Cavbus Group
- Parent: Cavanagh family
- Commenced operation: 1952 (Cavbus formed in 2001, Cavglass in 2007)
- Headquarters: Logan Village, Queensland
- Service area: Scenic Rim Region Brisbane Sunshine Coast
- Service type: Bus & coach operator
- Depots: 3
- Fleet: 115 (February 2018)
- Website: www.logancoaches.com.au

= Cavanagh Bus Group =

Australian bus operator

The Cavbus Group is an Australian operator of bus companies in South East Queensland.

==Cavanagh's Bus Service==
In March 1952, Clyde and Clare Cavanagh entered a partnership with Wilfred Ryan to purchase three buses from King's Bus Co with services in Kempsey. The Cavanaghs later bought Ryan out and in 1965 purchased a further route from King's. In 1967, Cavanagh's Bus Service commenced operating camping tours throughout Australia.

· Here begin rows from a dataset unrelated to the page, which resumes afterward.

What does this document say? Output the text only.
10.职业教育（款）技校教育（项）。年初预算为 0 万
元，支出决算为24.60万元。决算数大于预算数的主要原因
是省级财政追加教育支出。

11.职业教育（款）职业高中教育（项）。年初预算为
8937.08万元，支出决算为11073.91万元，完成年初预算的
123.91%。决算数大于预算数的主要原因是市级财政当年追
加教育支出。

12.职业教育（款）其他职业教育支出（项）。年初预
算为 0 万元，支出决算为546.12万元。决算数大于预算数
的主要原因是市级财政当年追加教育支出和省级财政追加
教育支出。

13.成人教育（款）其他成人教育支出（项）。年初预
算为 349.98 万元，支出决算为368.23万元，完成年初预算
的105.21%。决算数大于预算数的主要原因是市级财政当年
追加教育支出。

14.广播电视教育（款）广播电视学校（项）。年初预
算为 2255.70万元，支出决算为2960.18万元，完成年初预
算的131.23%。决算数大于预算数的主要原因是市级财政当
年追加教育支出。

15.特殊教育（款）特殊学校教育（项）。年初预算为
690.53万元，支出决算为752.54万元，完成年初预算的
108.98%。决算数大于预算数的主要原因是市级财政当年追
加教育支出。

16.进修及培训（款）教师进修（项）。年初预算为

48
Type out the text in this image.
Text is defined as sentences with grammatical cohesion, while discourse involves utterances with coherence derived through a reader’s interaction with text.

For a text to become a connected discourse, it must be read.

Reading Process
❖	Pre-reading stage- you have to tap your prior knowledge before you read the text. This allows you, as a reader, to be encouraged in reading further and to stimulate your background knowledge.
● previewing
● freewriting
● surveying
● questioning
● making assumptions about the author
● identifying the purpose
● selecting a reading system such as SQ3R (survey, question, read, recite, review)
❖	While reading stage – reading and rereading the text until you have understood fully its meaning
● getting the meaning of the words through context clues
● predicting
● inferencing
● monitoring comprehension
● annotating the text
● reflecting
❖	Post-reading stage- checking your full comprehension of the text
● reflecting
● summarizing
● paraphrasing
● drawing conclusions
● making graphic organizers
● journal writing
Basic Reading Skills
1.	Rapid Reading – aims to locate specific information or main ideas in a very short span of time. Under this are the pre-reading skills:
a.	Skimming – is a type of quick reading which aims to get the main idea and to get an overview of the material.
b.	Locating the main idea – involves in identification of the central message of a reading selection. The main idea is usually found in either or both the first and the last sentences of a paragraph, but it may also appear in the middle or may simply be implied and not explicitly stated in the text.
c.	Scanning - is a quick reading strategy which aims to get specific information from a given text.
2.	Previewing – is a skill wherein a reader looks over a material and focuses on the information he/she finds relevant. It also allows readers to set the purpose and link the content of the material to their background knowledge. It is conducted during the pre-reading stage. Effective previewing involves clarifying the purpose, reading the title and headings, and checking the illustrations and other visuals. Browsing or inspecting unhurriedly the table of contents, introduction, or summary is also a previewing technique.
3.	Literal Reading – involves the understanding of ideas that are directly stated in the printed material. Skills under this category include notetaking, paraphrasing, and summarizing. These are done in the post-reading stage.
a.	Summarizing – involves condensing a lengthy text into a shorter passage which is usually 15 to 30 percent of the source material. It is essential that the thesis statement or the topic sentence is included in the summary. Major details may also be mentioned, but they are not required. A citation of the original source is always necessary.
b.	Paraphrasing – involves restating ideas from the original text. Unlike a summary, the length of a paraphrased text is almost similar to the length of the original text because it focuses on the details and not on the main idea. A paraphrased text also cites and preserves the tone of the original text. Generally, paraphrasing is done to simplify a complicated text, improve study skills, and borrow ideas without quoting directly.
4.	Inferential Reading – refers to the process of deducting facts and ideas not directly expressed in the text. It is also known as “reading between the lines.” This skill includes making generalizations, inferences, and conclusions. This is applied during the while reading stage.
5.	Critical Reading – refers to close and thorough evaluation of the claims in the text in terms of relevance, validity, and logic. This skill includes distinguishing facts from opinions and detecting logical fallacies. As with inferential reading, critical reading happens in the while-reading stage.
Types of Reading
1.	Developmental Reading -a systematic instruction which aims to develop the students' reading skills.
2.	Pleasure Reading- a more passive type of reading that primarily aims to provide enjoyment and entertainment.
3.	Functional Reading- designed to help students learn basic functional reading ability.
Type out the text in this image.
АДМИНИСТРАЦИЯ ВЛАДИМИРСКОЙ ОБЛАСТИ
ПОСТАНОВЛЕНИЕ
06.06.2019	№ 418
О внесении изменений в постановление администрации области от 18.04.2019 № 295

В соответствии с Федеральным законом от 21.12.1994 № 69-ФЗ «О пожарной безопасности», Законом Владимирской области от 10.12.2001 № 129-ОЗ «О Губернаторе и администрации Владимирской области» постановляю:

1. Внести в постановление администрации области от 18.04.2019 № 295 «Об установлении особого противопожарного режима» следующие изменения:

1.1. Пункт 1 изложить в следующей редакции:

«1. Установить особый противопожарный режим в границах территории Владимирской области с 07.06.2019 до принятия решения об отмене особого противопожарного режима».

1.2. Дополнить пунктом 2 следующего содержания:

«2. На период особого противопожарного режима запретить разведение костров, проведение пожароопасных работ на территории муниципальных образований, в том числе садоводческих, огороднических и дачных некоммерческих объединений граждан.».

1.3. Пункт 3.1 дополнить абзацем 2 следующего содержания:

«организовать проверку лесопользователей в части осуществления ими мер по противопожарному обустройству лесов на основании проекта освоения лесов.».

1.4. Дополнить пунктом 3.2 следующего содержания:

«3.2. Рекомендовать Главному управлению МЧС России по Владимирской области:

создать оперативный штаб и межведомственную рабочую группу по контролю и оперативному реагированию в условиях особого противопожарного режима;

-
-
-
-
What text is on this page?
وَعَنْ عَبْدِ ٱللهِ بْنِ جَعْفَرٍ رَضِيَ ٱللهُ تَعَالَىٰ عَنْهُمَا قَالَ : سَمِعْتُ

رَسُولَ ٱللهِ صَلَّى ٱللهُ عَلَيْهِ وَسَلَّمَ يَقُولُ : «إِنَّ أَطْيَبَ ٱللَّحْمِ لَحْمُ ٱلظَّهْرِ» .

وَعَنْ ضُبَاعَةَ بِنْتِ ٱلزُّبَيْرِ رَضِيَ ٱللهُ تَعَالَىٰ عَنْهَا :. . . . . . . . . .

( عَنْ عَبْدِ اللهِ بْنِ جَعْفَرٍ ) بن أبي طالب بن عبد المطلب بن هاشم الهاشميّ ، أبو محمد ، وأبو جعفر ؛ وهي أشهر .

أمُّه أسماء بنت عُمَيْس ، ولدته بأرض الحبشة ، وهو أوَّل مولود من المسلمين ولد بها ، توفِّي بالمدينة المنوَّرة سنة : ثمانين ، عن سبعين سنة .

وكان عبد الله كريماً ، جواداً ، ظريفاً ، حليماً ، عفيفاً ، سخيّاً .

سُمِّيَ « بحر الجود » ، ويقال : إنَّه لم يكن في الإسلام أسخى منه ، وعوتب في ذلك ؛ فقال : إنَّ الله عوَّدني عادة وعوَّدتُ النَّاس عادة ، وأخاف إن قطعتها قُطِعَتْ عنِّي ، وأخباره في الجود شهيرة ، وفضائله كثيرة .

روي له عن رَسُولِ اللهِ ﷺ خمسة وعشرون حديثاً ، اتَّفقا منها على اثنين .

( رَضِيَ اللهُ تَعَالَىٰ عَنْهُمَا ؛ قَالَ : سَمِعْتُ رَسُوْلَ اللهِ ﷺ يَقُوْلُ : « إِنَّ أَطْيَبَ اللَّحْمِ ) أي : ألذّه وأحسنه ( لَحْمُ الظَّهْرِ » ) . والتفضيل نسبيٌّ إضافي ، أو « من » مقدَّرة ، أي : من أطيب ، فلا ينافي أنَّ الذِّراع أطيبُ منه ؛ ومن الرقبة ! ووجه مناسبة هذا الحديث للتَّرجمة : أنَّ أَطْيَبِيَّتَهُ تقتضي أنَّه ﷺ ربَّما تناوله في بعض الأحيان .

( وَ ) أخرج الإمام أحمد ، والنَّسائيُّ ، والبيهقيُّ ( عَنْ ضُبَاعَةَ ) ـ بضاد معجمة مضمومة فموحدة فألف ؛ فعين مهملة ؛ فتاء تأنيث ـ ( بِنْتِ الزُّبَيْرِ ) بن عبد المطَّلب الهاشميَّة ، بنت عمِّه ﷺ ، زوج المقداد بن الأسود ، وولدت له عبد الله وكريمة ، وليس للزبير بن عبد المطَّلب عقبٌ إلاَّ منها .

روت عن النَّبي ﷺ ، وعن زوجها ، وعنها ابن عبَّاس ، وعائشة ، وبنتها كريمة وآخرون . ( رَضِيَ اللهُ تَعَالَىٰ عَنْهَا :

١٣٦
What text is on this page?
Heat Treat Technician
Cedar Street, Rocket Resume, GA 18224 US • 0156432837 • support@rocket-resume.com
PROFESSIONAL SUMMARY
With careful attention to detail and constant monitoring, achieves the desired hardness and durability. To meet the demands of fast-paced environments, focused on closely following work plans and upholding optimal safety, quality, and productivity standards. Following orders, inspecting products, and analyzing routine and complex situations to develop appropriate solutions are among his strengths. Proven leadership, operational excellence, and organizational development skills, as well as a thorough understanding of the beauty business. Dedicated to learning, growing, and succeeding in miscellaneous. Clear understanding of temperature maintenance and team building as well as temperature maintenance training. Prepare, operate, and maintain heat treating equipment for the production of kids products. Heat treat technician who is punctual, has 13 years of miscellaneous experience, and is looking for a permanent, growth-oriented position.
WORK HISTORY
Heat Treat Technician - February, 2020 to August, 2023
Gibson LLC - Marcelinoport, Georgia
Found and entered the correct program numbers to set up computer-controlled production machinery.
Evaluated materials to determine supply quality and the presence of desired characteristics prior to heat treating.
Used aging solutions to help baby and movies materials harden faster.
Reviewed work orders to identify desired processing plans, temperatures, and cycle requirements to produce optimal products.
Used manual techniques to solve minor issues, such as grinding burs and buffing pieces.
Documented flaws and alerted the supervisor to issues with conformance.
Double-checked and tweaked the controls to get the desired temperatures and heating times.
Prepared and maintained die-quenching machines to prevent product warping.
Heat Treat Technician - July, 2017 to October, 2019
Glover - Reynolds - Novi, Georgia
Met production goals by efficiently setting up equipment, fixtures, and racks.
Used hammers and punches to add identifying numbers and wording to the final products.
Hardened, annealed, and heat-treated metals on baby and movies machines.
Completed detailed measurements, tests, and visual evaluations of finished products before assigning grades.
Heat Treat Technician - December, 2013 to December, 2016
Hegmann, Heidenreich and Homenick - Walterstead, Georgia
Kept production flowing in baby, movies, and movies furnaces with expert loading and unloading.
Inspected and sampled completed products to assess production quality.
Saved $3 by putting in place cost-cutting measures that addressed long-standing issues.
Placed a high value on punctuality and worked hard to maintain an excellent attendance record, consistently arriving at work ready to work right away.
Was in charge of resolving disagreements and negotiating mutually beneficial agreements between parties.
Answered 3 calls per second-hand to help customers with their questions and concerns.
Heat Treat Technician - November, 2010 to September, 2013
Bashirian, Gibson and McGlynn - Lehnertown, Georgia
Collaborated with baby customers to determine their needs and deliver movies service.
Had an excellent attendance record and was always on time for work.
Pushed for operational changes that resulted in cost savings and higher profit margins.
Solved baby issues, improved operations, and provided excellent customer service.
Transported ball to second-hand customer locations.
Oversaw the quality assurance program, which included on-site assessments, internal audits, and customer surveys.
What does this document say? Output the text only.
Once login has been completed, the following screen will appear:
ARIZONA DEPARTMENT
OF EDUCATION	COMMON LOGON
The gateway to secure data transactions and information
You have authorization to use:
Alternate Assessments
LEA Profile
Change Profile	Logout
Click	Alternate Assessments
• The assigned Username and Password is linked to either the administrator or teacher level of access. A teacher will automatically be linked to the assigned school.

In 1991, McKay's Bus Service was purchased followed by Mercury Roadlines in 1996. In 2002, a subsidiary was established in Port Macquarie under the Portbus brand. From January 2003 until December 2007, Cavanagh's operated services from Newcastle to Taree and Port Macquarie to Wauchope under contract to CountryLink. As at July 2017, the fleet consisted of 56 vehicles.

In July 2017, the Kempsey operation was acquired by Victorian operators Dineen Group. In February 2018, the Port Macquarie operation was acquired by the McGrady family.

==Cavbus==
In 2001, Cavbus was formed when Cavanagh's purchased the Beaudesert Bus Service and Logan Coaches businesses from Jim Hill. As at February 2018, the fleet consisted of 84 vehicles.

Depots are operated in Beaudesert, Ipswich and Logan Village.

===Cavglass===
In 1998, Glasshouse Country Coaches, Glass House Mountains was purchased by Jim Hill. In June 2007, the business was purchased by the Cavanagh's. As at August 2017, the fleet consisted of 29 vehicles.